If Meghan and Harry are sick and tired, can anyone imagine how Donald Trump, with his countess indictments, must feel? M and H complain about all the pot-shot directed towards them. How would they feel with all of Trump’s indictments directed toward them?
And if Donald Trump were to complain, he should try to imagine what Yevgeny Prigozhin must be feeling hiding out somewhere in Belarus with Putin after him. And then there’s Mickey Mouse and the rest of the gang down in Florida, where Governor Ronald Dion DeSantis is waging a presidential bid on Mickey’s back.
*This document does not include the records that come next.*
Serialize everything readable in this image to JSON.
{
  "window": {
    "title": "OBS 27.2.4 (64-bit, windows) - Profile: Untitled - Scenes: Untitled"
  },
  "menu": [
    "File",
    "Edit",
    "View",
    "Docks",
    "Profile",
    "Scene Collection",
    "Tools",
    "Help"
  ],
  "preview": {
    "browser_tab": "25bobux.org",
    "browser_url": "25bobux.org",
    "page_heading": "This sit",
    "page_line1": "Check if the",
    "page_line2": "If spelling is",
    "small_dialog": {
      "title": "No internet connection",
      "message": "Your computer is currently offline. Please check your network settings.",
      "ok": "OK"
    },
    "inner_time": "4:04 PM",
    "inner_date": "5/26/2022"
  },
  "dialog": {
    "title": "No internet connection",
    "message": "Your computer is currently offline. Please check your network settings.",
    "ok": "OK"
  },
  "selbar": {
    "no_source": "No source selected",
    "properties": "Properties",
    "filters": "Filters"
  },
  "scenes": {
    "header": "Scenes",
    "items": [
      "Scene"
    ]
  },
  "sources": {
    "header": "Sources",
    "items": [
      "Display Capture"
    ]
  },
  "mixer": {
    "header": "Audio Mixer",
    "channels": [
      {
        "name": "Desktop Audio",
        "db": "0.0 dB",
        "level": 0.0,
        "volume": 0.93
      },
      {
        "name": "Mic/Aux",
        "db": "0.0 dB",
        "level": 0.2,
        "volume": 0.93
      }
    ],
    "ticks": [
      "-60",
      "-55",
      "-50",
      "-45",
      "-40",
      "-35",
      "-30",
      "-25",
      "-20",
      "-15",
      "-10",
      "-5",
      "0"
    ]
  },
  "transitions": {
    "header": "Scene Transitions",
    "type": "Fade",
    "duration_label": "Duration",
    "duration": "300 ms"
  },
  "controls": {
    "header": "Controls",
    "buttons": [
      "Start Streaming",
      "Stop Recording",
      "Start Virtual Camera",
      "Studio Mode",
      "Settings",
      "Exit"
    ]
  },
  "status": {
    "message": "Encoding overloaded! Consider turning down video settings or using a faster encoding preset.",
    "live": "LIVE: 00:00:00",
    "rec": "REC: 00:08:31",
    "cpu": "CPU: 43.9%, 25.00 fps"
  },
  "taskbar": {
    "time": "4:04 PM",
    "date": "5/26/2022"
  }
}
Ouch!
Harry and Meghan were in that everlasting summertime where living is easy with free rent, free cars, free designer clothes, free worldwide travel, free chauffeurs, maids, cooks, and nannies, and all they had to do was shake a few hands.
But, “I can’t believe I’m not being paid for shaking all these hands.”
Enter the Montecito escape package and the out-of-pocket costs for mortgage, property tax, maintenance, window cleaners, maids, nannies, utilities, clothing bills, shoe bills, auto costs, travel expenses, failed business ventures, so Meg and Harry say that they are sick and tired of people taking cheap shots at them.
Even Ronald Dion DeSantis, Yevgeny Prigozhin and Donald Trump must be shaken their heads in disbelief and amazement. Who, yes who, in their right mind, kills the Royal Golden Goose?
Donald Trump might say, “I never would have done it.”
DeSantis might say, “Mickey is just a rat.”
Yevgeny Prigozhin is more pensive. “We’ll see.”